Ingin sekali kurengkuh surgaku dan kukecup bunga-bunga disurga itu bersama orangtuaku. Ah . . .bayangannya selalu melintas. Lembut menenggelamkanku, membuatku diangan-angan lepas. Namun kenapa jiwa ini masih merasa kosong ?
“Sas, wudu yuk, bentar lagi mau Dzuhur loh !”
“Iya, Kamu duluan ntar aku nyusul.” balasku.
“Ya udah. Ingat Sas, orangtua adalah belahan jiwa kita juga.”
Anisa pergi menuju tempat Wudu. Aku masih diam menatap langit-langit Mesjid.
Bagai ditepi jalan aku dipaksa memilih antara gelap dan cahaya yang membuatku bimbang. Apakah didalam gelap ada cahaya? atau didalam cahaya ada gelap ? bila kusalah memilih, mungkin penyesalan akan jadi kebodohan dan aku tak ingin itu ! tunjukkan kau gelap indahmu dan tunjukan aku cahaya yang menipuku ! seharusnya aku sudah tau jawabannya, Biar salah tak menghantuiku, sebab waktu tak memberi aku tuk berfikir lama. Bisakah aku melupakan segala perbuatan ayah terhadap ibuku ? berat lidahku untuk menjawabnya !
Langit begitu mendung, angin menerpa lewat jendela yang terbuka. Kulihat gadis sebaya berlari lincah, tersenyum menghampiri lelaki tua yang tengah berdiri menunggunya. Lelaki itu mengecup kening putrinya dengan kecupan hangat. Matanya memancarkan kasih sayang yang tak ternilai oleh siapapun.

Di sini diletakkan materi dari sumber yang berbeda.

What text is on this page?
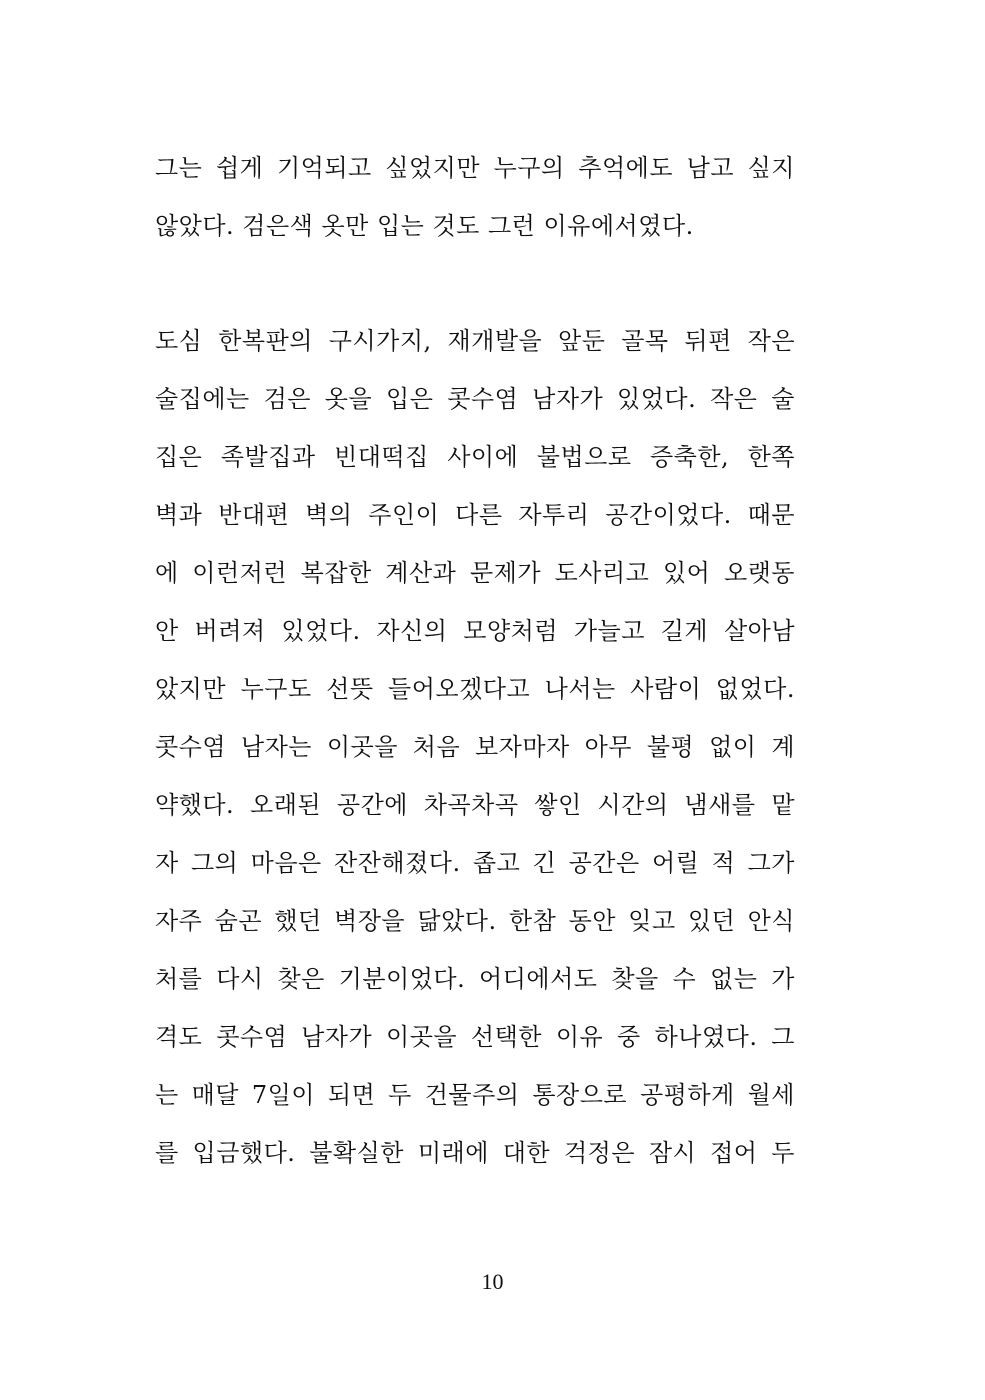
그는 쉽게 기억되고 싶었지만 누구의 추억에도 남고 싶지
않았다. 검은색 옷만 입는 것도 그런 이유에서였다.
도심 한복판의 구시가지, 재개발을 앞둔 골목 뒤편 작은
술집에는 검은 옷을 입은 콧수염 남자가 있었다. 작은 술
집은 족발집과 빈대떡집 사이에 불법으로 증축한, 한쪽
벽과 반대편 벽의 주인이 다른 자투리 공간이었다. 때문
에 이런저런 복잡한 계산과 문제가 도사리고 있어 오랫동
안 버려져 있었다. 자신의 모양처럼 가늘고 길게 살아남
았지만 누구도 선뜻 들어오겠다고 나서는 사람이 없었다.
콧수염 남자는 이곳을 처음 보자마자 아무 불평 없이 계
약했다. 오래된 공간에 차곡차곡 쌓인 시간의 냄새를 맡
자 그의 마음은 잔잔해졌다. 좁고 긴 공간은 어릴 적 그가
자주 숨곤 했던 벽장을 닮았다. 한참 동안 잊고 있던 안식
처를 다시 찾은 기분이었다. 어디에서도 찾을 수 없는 가
격도 콧수염 남자가 이곳을 선택한 이유 중 하나였다. 그
는 매달 7일이 되면 두 건물주의 통장으로 공평하게 월세
를 입금했다. 불확실한 미래에 대한 걱정은 잠시 접어 두
10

Senyumpun merekah dari raut wajahku. Bila gambaran ini adalah jawaban atas semua tanya yang kutebar dan bimbang yang aku punya, sesungguhnya aku ingin ini berakhir biar tidak ada lagi tangis dari hatiku.
Sisi lain direlung hatiku, Aku masih merindukan kehadiran dan kasih sayang ayah. Ayah adalah sosok Bapak yang tidak dapat tergantikan oleh oranglain. Ayah . . ternyata aku masih tetap menyayangi dan mencintaimu sebagaimana aku menyayangi dan mencintai Ibuku.
Sejenak kupejamkan mataku. Seingatku, adzan Dzuhur berkumandang mengiringi tetes airmata yang membasahi pipiku.